Parental Drug Problems and Self-Regulation in Pre-School Children: Analysis of Parent-Child Observations

Investigators: Adrian Angold, Helen Egger, Nissa Towe-Goodman

Overview

Parental substance abuse has been linked to both avoidant and intrusive parental responses to child distress in observational paradigms — interaction styles that have also been associated with impaired emotion regulation in children. In turn, emotion dysregulation is associated with increased risk for early onset substance use, substance abuse disorders, as well as increased activation in the limbic system, decreased prefrontal cortical activation, and decreased functional and structural connectivity between these two regions. However, the specific pathways between prenatal and postnatal parental substance abuse, parenting behavior in a distress-eliciting task, and the neural substrates of self-regulation in young children remain unknown.

The goal of this pilot project is to examine associations among prenatal and postnatal parental substance abuse, parenting styles, and the neural substrates of self-regulation in a sample of 502 preschoolers recruited from primary care pediatric clinics. Specifically, this pilot project involves the development and implementation of a observational coding scheme for parent and child behaviors observed using the Parent-Child Observation Schedule (P-COS; Wakschlag et al., 2003). Once coded, this data will be linked with existing information on families, allowing the examination of pathways between parental prenatal and current nicotine, alcohol, and drug use on parenting behavior, child emotion self-regulation, and children’s MRI structural abnormalities and functioning on emotion-related fMRI tasks in a subset of the participants.

Activities

After development of a standardized parent-child coding system, a team of coders were trained to achieve inter-rater reliability (ICC ≥ .80) on each of the dimensions of interest. This coding scheme was successfully implemented on all of the 2-3-year olds in the sample (n = 184), with weekly reliability checks on a random 20% of the sample to ensure continued reliability (weekly ICC on each dimension greater than .77). Additionally, training to apply this coding system for observations of 4-6-year olds and their parents has been conducted (maintaining reliability), and is currently being implemented with the remainder of the sample.

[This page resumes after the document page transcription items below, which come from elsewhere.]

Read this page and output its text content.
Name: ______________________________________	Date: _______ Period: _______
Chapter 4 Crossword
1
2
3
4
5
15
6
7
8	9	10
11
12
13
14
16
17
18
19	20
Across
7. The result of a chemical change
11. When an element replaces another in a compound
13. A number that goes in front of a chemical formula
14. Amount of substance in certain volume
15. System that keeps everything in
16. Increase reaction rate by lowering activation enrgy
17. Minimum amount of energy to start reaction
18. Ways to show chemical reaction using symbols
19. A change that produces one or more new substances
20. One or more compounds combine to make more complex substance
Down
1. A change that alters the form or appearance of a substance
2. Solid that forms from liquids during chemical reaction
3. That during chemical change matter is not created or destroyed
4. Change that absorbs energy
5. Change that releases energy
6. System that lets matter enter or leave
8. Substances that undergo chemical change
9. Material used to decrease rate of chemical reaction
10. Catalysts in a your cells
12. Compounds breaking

The remaining 4-6 year old parent-child observations will be coded, with continued weekly reliability checks on a random 20% of the sample. In the interim, preliminary analyses examining associations between parental substance abuse, parenting practices, child regulatory behaviors, and the neural substrates of self-regulation will be conducted on the families with 2-3 year olds. Once coding is complete, these linkages will be examined with the full sample. These analyses will provide essential information necessary for external funding applications to follow this sample into the period of early onset substance use and abuse (prior to age 15), and eventually into young-adulthood.